My wife reads WAY more parenting stuff than I do. Books, online articles, etc.
We have a deal: I will read anything she thinks is very important, after she's read it. She may read 20 parenting books, and recommend her top 3-5 to me to read. Ditto parenting articles.
I requested that she set a high bar for quality or importance (sometimes it's low quality, but brings up a point she wants to discuss--we almost always discuss anything we mutually read to be on the same page, parenting-wise). She is respectful of me by doing that.
I think read every single thing she sends me. I am respectful of her by doing that.
She knows I am willing to read anything that she thinks is important. I know she is not going to send me things that she considers a waste of time.
We communicated about this early (before the baby was born--i.e. when pregnancy articles/books started), and it's worked out great.
It often goes the other way, too, when I run across parenting tips (on Lifehacker, for example) that I send her.
It sounds like you need to have an open and honest communication with your wife around what you are, and aren't willing to do. If she sets the bar a bit higher on her filter to just send the most important stuff, and then you commit to being willing to read whatever she finds important, you might be able to reach a common ground where you're both respectful of each other.

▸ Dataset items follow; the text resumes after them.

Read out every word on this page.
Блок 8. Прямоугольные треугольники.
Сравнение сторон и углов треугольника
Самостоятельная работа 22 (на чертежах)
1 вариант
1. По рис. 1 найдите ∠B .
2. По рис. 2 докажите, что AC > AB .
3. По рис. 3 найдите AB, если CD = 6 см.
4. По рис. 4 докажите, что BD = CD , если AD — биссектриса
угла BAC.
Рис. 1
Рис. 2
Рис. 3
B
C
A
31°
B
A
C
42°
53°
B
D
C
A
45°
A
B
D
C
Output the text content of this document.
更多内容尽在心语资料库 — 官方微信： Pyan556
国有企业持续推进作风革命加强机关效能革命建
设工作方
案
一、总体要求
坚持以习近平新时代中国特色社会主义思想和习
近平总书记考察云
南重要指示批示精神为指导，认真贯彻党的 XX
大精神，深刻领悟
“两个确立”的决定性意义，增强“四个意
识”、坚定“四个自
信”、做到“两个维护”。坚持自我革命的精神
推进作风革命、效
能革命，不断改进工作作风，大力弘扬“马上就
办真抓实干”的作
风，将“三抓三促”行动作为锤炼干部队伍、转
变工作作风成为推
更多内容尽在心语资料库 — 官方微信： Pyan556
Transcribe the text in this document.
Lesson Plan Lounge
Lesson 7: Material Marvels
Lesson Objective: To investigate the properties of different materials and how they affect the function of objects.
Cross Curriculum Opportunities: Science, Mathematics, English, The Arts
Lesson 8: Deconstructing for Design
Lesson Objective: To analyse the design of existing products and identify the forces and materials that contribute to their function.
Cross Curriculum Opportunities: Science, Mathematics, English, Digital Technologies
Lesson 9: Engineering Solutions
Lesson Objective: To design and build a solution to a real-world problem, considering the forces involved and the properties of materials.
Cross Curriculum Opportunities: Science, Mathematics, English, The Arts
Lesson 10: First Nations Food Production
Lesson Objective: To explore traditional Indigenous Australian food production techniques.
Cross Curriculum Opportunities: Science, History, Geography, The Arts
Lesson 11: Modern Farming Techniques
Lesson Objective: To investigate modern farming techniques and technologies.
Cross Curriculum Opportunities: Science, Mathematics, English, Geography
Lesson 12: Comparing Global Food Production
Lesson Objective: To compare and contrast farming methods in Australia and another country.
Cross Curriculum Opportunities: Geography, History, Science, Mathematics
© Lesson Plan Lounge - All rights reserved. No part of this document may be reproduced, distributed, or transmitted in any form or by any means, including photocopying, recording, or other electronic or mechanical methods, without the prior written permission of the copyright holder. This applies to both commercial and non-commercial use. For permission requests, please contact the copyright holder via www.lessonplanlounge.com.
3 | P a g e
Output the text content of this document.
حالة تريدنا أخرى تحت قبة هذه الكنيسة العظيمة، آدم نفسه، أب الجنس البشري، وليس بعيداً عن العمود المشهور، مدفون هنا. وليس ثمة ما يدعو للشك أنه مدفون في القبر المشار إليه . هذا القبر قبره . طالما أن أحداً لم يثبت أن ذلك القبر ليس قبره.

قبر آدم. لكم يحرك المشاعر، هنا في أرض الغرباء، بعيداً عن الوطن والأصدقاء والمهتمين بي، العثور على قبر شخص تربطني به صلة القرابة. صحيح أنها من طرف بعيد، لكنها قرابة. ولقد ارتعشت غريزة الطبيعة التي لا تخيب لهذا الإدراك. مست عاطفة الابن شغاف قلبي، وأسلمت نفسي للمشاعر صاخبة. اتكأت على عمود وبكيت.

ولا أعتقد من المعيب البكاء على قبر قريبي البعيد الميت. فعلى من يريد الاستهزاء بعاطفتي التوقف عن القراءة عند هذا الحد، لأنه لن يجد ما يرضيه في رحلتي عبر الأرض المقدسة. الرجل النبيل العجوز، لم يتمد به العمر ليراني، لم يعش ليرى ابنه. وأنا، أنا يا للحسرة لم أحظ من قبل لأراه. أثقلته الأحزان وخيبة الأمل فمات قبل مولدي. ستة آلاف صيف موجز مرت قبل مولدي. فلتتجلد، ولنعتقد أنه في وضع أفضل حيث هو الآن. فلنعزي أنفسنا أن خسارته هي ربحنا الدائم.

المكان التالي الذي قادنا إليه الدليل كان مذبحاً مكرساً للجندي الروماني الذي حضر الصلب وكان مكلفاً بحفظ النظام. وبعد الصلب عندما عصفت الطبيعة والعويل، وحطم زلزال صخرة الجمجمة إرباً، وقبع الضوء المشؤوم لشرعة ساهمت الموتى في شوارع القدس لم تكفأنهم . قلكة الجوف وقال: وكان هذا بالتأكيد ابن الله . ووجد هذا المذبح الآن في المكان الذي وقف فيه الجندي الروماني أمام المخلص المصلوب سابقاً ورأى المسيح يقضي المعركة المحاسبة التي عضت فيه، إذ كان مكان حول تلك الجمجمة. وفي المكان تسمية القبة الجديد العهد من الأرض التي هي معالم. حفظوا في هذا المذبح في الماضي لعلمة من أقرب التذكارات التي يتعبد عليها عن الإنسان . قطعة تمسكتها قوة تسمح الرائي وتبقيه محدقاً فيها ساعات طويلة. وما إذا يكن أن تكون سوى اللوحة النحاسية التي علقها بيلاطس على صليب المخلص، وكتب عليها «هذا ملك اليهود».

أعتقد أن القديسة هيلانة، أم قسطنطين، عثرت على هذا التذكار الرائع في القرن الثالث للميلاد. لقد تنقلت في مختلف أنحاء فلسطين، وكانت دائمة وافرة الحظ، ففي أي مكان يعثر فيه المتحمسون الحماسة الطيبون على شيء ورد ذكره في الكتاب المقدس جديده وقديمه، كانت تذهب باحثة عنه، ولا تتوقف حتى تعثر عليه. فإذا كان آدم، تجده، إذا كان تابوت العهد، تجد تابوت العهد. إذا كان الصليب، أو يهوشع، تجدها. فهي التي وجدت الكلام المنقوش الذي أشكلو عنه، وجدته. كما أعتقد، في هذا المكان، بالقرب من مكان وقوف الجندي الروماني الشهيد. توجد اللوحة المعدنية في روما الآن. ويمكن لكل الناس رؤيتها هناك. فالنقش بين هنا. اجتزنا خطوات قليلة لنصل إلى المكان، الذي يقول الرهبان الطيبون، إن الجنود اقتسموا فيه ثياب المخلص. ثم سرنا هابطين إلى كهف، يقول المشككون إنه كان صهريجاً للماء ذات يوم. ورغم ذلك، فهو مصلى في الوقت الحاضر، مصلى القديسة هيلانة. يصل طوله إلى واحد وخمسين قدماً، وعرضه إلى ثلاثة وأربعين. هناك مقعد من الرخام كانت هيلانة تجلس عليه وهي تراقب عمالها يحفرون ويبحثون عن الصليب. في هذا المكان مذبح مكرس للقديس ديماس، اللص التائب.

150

Right now (and this could be totally wrong, but based on the very limited information you gave us), it seems like she's possibly being disrespectful of your time by forwarding you every single thing out there, and then being upset if/when you don't read it, and you're being disrespectful not reading things she wants you to. If instead you can find a way to make it work for both of you, that would be ideal.
Because right now, the rant you posted indicates to me that it's not working.